そして僕の一番のお気に入りだったのが、さば押寿司高菜巻。もっちりとした酢飯、そこに旨味を与えるさば。それらを塩気のある高菜の葉がまとめ、しゃきしゃきとした青菜の風味が堪らない。
青のりの天ぷらや鰹の心臓であるちちこなど、他にも気になるものはたくさん。でもまあいいや、また来ればいいんだから。今回初めて知ることのできた、高知の魅力。そんな街には、少しばかり心残りがあったほうがいい。それがまた次来るための、口実になるのだから。
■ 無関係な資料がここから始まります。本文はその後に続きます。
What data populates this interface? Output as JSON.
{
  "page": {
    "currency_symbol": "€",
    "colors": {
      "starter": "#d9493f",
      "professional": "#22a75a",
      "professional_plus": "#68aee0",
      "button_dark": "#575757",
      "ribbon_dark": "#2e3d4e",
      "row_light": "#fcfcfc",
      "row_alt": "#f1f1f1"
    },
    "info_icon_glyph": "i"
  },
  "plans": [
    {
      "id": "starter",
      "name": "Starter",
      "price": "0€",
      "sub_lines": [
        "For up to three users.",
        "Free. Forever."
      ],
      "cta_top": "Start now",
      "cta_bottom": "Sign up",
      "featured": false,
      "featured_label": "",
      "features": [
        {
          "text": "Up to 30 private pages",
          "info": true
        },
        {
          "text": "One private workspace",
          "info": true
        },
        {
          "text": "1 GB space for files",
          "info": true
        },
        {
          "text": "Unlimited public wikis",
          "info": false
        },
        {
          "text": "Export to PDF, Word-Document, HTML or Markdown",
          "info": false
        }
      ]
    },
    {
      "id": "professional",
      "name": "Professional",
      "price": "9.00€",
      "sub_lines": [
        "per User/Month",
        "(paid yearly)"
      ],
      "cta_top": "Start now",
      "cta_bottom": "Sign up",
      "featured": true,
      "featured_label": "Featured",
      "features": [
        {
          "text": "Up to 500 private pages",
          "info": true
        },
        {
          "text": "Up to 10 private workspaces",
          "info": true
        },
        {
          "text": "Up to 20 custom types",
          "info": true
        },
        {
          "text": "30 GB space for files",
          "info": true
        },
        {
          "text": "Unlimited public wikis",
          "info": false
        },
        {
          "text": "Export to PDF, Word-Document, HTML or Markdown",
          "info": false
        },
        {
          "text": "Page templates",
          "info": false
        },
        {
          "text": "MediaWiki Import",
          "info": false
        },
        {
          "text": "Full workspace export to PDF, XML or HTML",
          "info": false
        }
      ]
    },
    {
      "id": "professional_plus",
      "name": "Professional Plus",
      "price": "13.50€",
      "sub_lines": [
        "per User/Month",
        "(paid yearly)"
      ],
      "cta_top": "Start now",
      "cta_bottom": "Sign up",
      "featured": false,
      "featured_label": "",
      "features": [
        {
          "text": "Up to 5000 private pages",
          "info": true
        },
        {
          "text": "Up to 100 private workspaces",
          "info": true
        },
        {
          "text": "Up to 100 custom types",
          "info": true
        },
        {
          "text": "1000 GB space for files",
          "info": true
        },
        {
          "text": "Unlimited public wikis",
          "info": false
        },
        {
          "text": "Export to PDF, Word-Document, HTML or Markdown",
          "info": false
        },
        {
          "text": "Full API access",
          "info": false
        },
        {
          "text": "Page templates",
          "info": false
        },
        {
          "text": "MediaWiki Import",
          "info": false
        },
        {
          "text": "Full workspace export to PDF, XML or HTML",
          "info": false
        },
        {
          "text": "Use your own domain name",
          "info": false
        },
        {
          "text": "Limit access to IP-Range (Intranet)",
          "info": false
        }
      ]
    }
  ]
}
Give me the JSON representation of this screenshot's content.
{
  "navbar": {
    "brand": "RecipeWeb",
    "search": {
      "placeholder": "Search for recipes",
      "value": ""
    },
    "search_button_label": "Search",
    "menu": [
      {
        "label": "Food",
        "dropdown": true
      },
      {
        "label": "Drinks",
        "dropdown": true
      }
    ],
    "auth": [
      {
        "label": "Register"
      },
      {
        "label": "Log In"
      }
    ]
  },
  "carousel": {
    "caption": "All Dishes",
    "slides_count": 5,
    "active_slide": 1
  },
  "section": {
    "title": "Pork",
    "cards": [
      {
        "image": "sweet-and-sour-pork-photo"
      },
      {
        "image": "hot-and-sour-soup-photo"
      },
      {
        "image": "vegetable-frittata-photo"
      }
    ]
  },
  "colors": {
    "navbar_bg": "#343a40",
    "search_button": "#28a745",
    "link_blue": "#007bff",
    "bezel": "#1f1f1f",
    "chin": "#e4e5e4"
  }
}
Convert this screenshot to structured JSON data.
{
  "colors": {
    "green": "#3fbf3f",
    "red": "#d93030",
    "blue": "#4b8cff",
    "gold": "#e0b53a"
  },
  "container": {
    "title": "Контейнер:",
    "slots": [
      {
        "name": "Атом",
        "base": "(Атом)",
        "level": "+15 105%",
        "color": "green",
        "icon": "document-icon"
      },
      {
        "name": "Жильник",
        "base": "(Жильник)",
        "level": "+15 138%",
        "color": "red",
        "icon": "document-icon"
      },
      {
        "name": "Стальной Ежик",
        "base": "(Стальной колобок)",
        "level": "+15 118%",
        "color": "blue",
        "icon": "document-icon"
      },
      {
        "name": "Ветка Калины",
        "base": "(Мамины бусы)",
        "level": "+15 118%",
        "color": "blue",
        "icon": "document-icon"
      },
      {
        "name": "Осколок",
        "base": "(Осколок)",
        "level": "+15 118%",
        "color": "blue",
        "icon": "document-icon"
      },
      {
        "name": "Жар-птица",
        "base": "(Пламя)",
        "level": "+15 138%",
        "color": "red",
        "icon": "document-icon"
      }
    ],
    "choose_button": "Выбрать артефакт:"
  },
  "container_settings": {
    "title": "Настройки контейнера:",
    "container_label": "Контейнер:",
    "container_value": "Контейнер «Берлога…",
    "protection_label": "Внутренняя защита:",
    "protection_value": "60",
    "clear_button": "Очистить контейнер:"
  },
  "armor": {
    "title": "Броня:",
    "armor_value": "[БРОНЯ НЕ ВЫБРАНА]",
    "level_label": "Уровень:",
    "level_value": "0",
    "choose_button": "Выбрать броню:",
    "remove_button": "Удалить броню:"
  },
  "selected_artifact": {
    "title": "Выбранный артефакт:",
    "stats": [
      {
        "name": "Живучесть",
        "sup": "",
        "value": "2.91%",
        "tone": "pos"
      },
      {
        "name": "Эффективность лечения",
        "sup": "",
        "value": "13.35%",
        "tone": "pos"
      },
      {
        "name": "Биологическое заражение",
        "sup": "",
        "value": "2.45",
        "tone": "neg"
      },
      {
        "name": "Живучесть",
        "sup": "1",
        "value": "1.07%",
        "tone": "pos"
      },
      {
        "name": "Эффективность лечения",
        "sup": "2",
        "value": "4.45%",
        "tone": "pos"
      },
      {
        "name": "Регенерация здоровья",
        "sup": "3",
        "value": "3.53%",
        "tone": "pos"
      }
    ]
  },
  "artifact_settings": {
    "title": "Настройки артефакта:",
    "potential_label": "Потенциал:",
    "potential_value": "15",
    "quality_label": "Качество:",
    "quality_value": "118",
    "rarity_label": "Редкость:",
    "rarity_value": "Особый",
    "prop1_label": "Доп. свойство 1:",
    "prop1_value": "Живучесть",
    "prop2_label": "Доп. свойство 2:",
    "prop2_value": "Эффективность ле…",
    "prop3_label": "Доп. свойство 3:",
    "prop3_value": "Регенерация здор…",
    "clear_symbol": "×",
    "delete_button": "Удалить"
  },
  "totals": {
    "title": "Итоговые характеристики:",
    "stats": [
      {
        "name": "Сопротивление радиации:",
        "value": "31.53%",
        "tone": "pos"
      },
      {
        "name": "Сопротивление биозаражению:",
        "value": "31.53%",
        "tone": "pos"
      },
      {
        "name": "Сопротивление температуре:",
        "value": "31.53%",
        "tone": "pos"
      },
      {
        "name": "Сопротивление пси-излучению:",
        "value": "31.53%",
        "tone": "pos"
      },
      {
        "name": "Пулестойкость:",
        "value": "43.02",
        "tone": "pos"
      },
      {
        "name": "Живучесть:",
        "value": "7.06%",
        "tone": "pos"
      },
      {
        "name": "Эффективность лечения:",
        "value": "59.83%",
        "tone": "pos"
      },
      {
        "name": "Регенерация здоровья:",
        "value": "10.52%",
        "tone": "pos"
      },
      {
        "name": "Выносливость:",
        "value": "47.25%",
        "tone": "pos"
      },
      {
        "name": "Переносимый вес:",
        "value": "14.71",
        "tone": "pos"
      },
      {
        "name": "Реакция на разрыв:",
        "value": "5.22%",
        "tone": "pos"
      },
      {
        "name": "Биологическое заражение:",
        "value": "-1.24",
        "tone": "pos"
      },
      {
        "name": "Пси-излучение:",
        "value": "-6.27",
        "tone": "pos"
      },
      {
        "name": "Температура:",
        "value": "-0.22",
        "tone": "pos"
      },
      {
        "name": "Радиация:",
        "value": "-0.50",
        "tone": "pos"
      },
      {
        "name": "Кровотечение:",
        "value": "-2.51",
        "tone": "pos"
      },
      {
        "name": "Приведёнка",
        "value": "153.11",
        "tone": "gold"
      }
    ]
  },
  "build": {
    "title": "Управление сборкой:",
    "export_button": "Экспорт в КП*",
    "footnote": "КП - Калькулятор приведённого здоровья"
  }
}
今回も、本当に善い旅だった。いつかはと思いつつ、これまで訪れる機会のなかった徳島と高知。その2県を結ぶ道中には、あまりにも新鮮で濃密な初めてが詰まっていた。
これだから、旅は病みつきになる。これまで訪れたことのある、讃岐と伊予。そして今回初めて辿った、阿波から土佐への旅路。これでようやく、四国全県に触れることができた。そして思う。この島は奥が深すぎる、と。
穏やかな瀬戸内海に黒潮流れる太平洋、そして内陸は想像以上の山深さ。これはもう、またここへと戻ってくるしかない。人生半ばにしてようやくスタートラインに立てた気がする、四国という大地への旅。パンドラの箱を開けてしまったという悦びに胸を震わせ、羽田へと戻る全日空機に乗り込むのでした。